Once born, critical or severe aortic stenosis is often treated through a less invasive catherization procedure knows as aortic valvuloplasty. Other options for newborns involve open heart surgery. Potential open heart surgeries may include aortic valve repair or the Ross procedure.

If the fetal aortic stenosis is critical it may lead to hypoplastic left heart syndrome. Hypoplastic Left Heart Syndrome (HLHS) it is treated with the Norwood procedure. This typically consists of three surgeries creating and removing shunts. The atrial septum is removed, the aortic arch is reconstructed to remove any hypoplasia, and then the main pulmonary artery is connected into this reconstructed arch, resulting in the right ventricle ejecting directly into systemic circulation. the result is the right ventricle pumping blood to both the body and to the lungs.

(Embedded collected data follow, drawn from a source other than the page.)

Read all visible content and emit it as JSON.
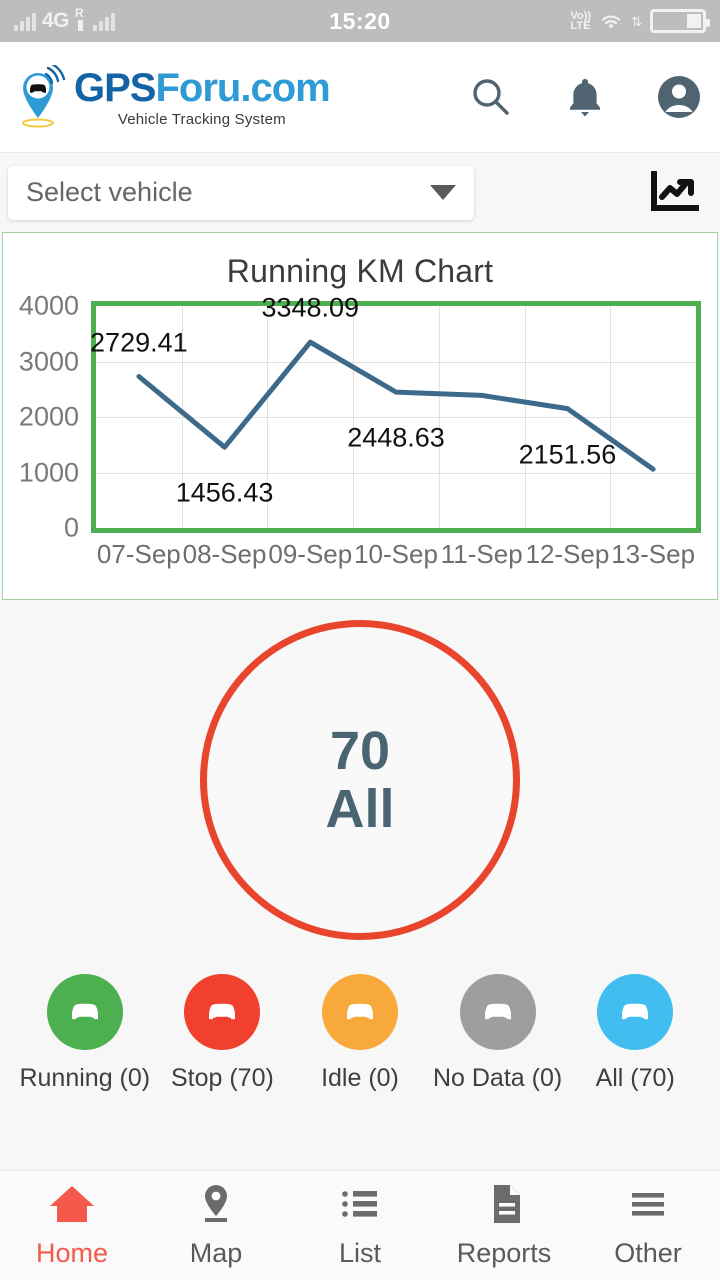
{
  "status_bar": {
    "network": "4G",
    "roaming": "R",
    "time": "15:20",
    "volte_line1": "Vo))",
    "volte_line2": "LTE",
    "signal_icon": "signal-bars-icon",
    "wifi_icon": "wifi-icon",
    "data_icon": "data-transfer-icon",
    "battery_icon": "battery-icon",
    "battery_level": 30
  },
  "header": {
    "brand_part1": "GPS",
    "brand_part2": "Foru.com",
    "tagline": "Vehicle Tracking System",
    "logo_icon": "gps-pin-car-logo",
    "search_icon": "search-icon",
    "notification_icon": "bell-icon",
    "account_icon": "account-circle-icon",
    "brand_color_dark": "#1464a5",
    "brand_color_light": "#2e9bd6"
  },
  "toolbar": {
    "vehicle_select_label": "Select vehicle",
    "vehicle_select_placeholder": "Select vehicle",
    "dropdown_icon": "chevron-down-icon",
    "chart_toggle_icon": "trending-chart-icon"
  },
  "chart_data": {
    "type": "line",
    "title": "Running KM Chart",
    "categories": [
      "07-Sep",
      "08-Sep",
      "09-Sep",
      "10-Sep",
      "11-Sep",
      "12-Sep",
      "13-Sep"
    ],
    "values": [
      2729.41,
      1456.43,
      3348.09,
      2448.63,
      2390.0,
      2151.56,
      1060.0
    ],
    "point_labels": [
      "2729.41",
      "1456.43",
      "3348.09",
      "2448.63",
      "",
      "2151.56",
      ""
    ],
    "label_positions": [
      "above",
      "below",
      "above",
      "below",
      "",
      "below",
      ""
    ],
    "xlabel": "",
    "ylabel": "",
    "ylim": [
      0,
      4000
    ],
    "yticks": [
      0,
      1000,
      2000,
      3000,
      4000
    ],
    "ytick_labels": [
      "0",
      "1000",
      "2000",
      "3000",
      "4000"
    ],
    "grid": true,
    "legend": false,
    "line_color": "#3d6a8a",
    "plot_border_color": "#4caf50",
    "card_border_color": "#9fd49f"
  },
  "gauge": {
    "value": "70",
    "label": "All",
    "ring_color": "#e8452c",
    "text_color": "#4a6572"
  },
  "status_chips": [
    {
      "label": "Running (0)",
      "name": "running",
      "color": "#4caf50",
      "icon": "car-icon"
    },
    {
      "label": "Stop (70)",
      "name": "stop",
      "color": "#f2402e",
      "icon": "car-icon"
    },
    {
      "label": "Idle (0)",
      "name": "idle",
      "color": "#f7a93b",
      "icon": "car-icon"
    },
    {
      "label": "No Data (0)",
      "name": "no-data",
      "color": "#9e9e9e",
      "icon": "car-icon"
    },
    {
      "label": "All (70)",
      "name": "all",
      "color": "#41bdf0",
      "icon": "car-icon"
    }
  ],
  "tabs": [
    {
      "label": "Home",
      "icon": "home-icon",
      "active": true
    },
    {
      "label": "Map",
      "icon": "map-pin-icon",
      "active": false
    },
    {
      "label": "List",
      "icon": "list-icon",
      "active": false
    },
    {
      "label": "Reports",
      "icon": "document-icon",
      "active": false
    },
    {
      "label": "Other",
      "icon": "menu-icon",
      "active": false
    }
  ]
}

An alternative to the Norwood procedure is known as the hybrid procedure, was developed in 2008. In the hybrid procedure, bilateral pulmonary artery bands are positioned to limit pulmonary flow while, at the same time, placing a stent in the ductus arteriosus to hold it open. This maintains the connection between the aorta and the systemic circulation. A balloon atrial septostomy is also done. This ensures that there is enough of a connection between the two atria of the heart to provide open blood flow and mixing of oxygen rich and poor blood This procedure spares the baby from undergoing open heart surgery until they are older. They typically come back at 4–6 months of age when they are stronger for the open heart surgery.